Early nerd word is pointing to the close resemblance to the Jim Lee take on the character – which I can see.  I’m also getting a bit of Frank Miller‘s two-fisted battler from the costume and from Affleck’s physical heft.  This is one Gotham Knight who looks like he can wipe the floor with the reimagined Superman.

Well, for a few seconds at least, until Supes drop kicks him all the way to Star City.

Zack Snyder’s next exercise in filmic shock and awe is still scheduled for 29 April 2016 – the same weekend, currently, as Marvel’s yet-to-lens “Captain America 3”.

“The Amazing Spider-Man 2”, audience – nil…

Long time, no hear.  Blame it on the fractured shoulder which I sustained earlier this year.  Not conducive to blogging, you’ll be surprised to learn.  Still, that errant joint which made a mockery of the months from March to May is becoming a thing of the past and I can now blog anew – huzzah!

To which end – I went to see Sony’s 800 ib gorilla, The Amazing Spider-Man 2″, so you didn’t have to.   I kid – it’s not a total disaster, but Marvel Studio‘s Captain America – The Winter Soldier does rather embarrass it by comparison.

Andrew Garfield and Emma Stone make cute anew as Peter Parker and Gwen Stacey respectively, freshly graduated from High School and making their way in NYC.  Pete’s determination to live up to Gwen’s father’s dying request – kindly stay from my daughter – sees him being cut adrift by Stacey junior mere moments into the flick, in a pleasing inversion of genre movie insistence on marginalising female characters’ agency  to make their male counterparts look more noble.

The plot, ravenously complicated beast that it is, sees Spidey fighting crime, scheming to get Gwen back, trying to make in-roads at the Daily Bugle, getting to the bottom of the last movie’s grafted-on parental disappearance mystery and duking it out with this instalment’s Big Bad, Electro, played in tragic monster fashion by Jamie Foxx.

You’ll get the sense that I’m not entirely in swooning geek love with “TASM 2” and that’s mostly down to the dread disease which most regularly afflicts blockbuster sequels in comic book adaptations – too many villains well and truly spoiling the broth.  Whilst Electro is very much the main nemesis of the piece, “TASM 2” wants to kick start a connected “Spider-Man” movie universe for Sony.

Battling bad guys, a faulty economy and chafing lycra - the Amazing Spider Man
Battling bad guys, a faulty economy and chafing lycra – the Amazing Spider Man

When we should be dealing with Spidey and matters plotty, the film veers left and right to drop in characters Who Will Become Important In The Next Movie:  Look, true believers – it’s Felicia Hardy!  Why, Spidey-Fans, isn’t that the guy who will become the Spider Slayer?

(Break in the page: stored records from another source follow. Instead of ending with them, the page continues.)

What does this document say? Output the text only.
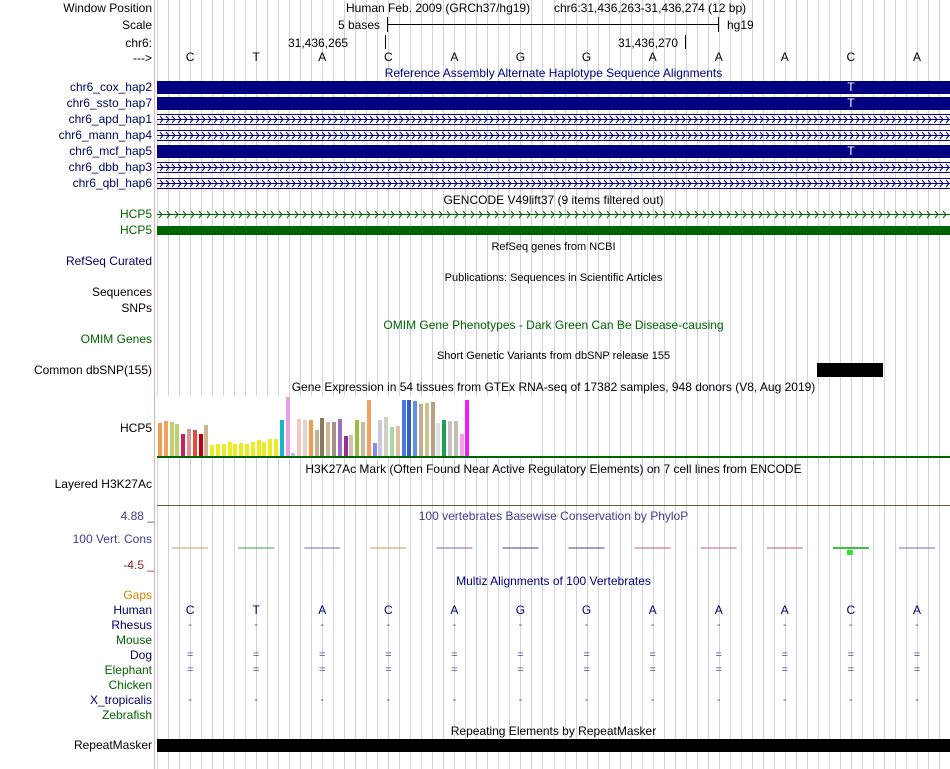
Window Position	Human Feb. 2009 (GRCh37/hg19) chr6:31,436,263-31,436,274 (12 bp)
Scale	5 bases	hg19
chr6:	31,436,265	31,436,270
--->	C	T	A	C	A	G	G	A	A	A	C	A
Reference Assembly Alternate Haplotype Sequence Alignments
chr6_cox_hap2	T
chr6_ssto_hap7	T
chr6_apd_hap1
chr6_mann_hap4
chr6_mcf_hap5	T
chr6_dbb_hap3
chr6_qbl_hap6
GENCODE V49lift37 (9 items filtered out)
HCP5
HCP5
RefSeq genes from NCBI
RefSeq Curated
Publications: Sequences in Scientific Articles
Sequences
SNPs
OMIM Gene Phenotypes - Dark Green Can Be Disease-causing
OMIM Genes
Short Genetic Variants from dbSNP release 155
Common dbSNP(155)
Gene Expression in 54 tissues from GTEx RNA-seq of 17382 samples, 948 donors (V8, Aug 2019)
HCP5
H3K27Ac Mark (Often Found Near Active Regulatory Elements) on 7 cell lines from ENCODE
Layered H3K27Ac
4.88 _	100 vertebrates Basewise Conservation by PhyloP
100 Vert. Cons
-4.5 _
Multiz Alignments of 100 Vertebrates
Gaps
Human	C	T	A	C	A	G	G	A	A	A	C	A
Rhesus	-	-	-	-	-	-	-	-	-	-	-	-
Mouse
Dog	=	=	=	=	=	=	=	=	=	=	=	=
Elephant	=	=	=	=	=	=	=	=	=	=	=	=
Chicken
X_tropicalis	-	-	-	-	-	-	-	-	-	-	-	-
Zebrafish
Repeating Elements by RepeatMasker
RepeatMasker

Rather than build things up a-la our friends at Marvel Studios and their multi-film model of connected stories and characters, Sony’s insistence on chasing the MCU audience doesn’t really pay off for the faithful fans of the Web Head – this is a messy, tonally jarring and frenetic film – action scene/lovey-dovey cute bit/serious bit of exposition/digressive character moment setting up the Spidey movie universe/misjudged comedy cameo/action sequence.  You get the picture – it’s an exhausting experience, especially at the length that this film goes in for.

It isn’t a bad film, but I do suspect that it might be a more enjoyable one to watch at home, especially if you have a new-fangled 3D telly of decent size.  Comfort is all when I go to the cinema these days and as “TASM 2” slipped into it’s third hour, I really did wish for a friendly couch to ease back into and a nice cup of tea to imbibe.